I had an interesting, thought-provoking encounter last semester
at the Harvard Graduate School of Education with "developmental
constructivism," a theory and schema for understanding
behavior and personal growth that Robert Kegan has developed.
His theory claims to address people's capacity to grow, change,
and have perspective on their lives and the larger systems in
which they live, love and work. Since Western society clearly
needs to change in order to become sustainable, and Third World
societies are under constant pressure to accept greater and
greater levels of consumption, it seems worthwhile to try to
understand more about the capacity of people to develop perspective
and evolve in support of sustainability.
Kegan's
theory arises from a developmental model of Jean Piaget. Young
children, Piaget noted, lack perspective on their basic emotions
- often, they are their emotions, as they are swamped by feelings
they cannot separate from their very selves. As children become
more mature, they develop a self separate from their emotions
(second-stage development), and then, in adolescence, elaborate
a self that is socialized into a larger system (third-stage
development). The challenge of modern adult life, Kegan believes,
is that it demands the development of yet more perspective,
as we inhabit multiple roles and must define ourselves and find
our own way in modern society. We must gain the capacity to
reflect upon our world, not just to embody a given set of values
and policies. Such capacities are characteristic of fourth-order
development.
Further
freedom from the simplistic limitations of systems and categories
come, finally, with fifth-order development, in which the self
develops capacity to find larger truths amidst dichotomy and
dilemma.
If there
is any validity to this model - if people indeed have a general
developmental capacity that is reflected in the profundity and
perspective that governs their relationships to people and systems
- there might be serious implications for all who are interested
in effecting social change. The facts of global crisis may not
be enough to bring about change if learners cannot critically
reflect upon their society or themselves. For those of us raised
with values that are antithetical to sustainability, transforming
the world requires transforming ourselves.
It may
be, therefore, that our school systems can enhance our society's
ability to develop sustainability through enhancing learners'
overall capacity to reflect upon, and have perspective about,
their society and their relationships. Learning experiences
that foster and support independent thought, reflection, and
the development of personal vision and voice may do more to
bring about sustainability than specific facts, however alarming,
about environmentally- destructive practices.
Juliet
Schor, in The Overspent American, interviews "down-shifting"

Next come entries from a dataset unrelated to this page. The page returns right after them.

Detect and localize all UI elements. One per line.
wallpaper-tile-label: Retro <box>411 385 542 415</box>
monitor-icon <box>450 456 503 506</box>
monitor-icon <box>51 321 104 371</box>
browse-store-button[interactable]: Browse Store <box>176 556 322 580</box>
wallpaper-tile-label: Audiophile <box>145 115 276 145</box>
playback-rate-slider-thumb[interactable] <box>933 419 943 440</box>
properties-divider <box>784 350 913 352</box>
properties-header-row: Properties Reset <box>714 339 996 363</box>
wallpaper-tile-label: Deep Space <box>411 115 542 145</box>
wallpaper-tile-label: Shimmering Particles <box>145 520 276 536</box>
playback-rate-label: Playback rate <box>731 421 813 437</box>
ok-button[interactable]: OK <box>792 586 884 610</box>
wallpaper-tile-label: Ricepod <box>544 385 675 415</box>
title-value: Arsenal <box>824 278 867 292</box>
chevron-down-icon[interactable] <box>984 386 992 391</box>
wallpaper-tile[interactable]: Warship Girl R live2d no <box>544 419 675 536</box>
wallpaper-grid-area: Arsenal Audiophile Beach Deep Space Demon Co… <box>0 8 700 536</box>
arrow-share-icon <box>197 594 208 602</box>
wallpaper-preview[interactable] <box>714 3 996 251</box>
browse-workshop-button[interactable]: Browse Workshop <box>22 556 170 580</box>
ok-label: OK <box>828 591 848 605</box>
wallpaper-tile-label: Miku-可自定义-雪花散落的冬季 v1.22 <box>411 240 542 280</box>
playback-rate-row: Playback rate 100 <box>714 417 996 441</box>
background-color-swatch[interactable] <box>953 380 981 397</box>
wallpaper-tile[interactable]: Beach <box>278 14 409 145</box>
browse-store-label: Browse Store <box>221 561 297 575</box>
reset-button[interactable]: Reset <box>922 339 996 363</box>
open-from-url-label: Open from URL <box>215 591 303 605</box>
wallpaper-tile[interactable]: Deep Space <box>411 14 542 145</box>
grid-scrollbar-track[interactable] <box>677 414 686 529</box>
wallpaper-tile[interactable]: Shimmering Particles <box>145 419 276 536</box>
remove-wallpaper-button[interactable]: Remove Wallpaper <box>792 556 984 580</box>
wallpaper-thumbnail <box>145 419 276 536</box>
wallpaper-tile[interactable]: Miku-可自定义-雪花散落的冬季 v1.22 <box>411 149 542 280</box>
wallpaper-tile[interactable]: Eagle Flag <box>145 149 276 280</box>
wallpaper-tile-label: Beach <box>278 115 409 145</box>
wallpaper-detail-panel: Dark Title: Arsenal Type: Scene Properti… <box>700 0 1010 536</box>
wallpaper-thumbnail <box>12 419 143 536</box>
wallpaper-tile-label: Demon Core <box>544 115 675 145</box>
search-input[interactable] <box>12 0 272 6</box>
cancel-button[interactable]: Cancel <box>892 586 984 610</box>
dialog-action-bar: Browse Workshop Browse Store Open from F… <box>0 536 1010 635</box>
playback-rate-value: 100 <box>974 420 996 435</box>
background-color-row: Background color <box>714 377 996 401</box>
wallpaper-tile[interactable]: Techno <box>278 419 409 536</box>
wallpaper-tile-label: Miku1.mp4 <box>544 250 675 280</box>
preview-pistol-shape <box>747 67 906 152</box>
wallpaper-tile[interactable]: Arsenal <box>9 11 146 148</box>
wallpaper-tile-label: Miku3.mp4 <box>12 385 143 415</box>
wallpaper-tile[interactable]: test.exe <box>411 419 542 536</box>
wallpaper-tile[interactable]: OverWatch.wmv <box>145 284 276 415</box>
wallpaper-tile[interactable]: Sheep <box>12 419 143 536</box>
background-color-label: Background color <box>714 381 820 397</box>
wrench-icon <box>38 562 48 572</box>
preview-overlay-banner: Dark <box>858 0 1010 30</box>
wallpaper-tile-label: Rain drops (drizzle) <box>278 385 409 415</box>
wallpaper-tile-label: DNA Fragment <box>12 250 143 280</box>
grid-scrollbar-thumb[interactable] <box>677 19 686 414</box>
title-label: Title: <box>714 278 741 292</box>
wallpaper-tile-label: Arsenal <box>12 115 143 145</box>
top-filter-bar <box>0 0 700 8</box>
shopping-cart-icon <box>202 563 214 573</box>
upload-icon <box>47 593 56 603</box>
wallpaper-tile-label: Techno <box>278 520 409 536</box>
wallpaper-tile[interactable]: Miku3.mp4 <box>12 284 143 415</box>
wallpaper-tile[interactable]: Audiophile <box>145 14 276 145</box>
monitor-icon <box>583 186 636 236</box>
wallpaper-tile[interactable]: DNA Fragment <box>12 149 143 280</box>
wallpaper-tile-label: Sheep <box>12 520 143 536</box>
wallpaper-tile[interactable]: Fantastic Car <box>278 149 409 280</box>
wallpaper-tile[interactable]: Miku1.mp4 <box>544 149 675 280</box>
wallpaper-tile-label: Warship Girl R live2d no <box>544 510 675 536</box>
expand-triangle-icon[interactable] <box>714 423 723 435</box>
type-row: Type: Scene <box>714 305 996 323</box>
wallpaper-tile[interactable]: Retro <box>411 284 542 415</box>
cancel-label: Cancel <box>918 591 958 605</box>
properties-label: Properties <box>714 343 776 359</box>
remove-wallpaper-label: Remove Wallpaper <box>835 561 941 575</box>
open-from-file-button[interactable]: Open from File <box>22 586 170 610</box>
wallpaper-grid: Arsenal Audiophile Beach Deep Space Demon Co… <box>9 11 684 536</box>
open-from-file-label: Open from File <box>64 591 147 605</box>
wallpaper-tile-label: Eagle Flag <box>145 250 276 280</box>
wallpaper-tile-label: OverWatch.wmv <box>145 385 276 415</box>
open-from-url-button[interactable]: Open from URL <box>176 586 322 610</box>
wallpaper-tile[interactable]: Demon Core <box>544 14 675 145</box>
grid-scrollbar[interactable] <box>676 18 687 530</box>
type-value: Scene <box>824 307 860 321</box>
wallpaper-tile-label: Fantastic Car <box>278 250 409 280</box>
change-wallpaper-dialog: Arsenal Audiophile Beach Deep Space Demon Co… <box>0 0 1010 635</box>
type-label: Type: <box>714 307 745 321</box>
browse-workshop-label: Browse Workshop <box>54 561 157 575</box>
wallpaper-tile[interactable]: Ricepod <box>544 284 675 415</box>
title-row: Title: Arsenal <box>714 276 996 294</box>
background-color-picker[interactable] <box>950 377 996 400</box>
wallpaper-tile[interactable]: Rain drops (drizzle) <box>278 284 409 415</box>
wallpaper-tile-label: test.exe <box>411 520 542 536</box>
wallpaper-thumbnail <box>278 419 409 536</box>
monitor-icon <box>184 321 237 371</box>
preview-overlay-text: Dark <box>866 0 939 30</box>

Americans, who attempt voluntarily to reduce their incomes and
expenditures. These Americans, as they describe their growing
awareness that their "work and spend" lifestyles did
not satisfy deep yearnings for leisure, family, and autonomy,
reveal developing capacities to understand their own needs and
to define their values and their lives.
As we move
against the grain, and attempt to redefine value, beauty and
happiness in sustainable ways, "fourth-order" cognitive
capacities may be a crucial pre-requisite. We may need to develop
selves large enough to change the world. Educational experiences
should seek, whenever possible, to advance this growth.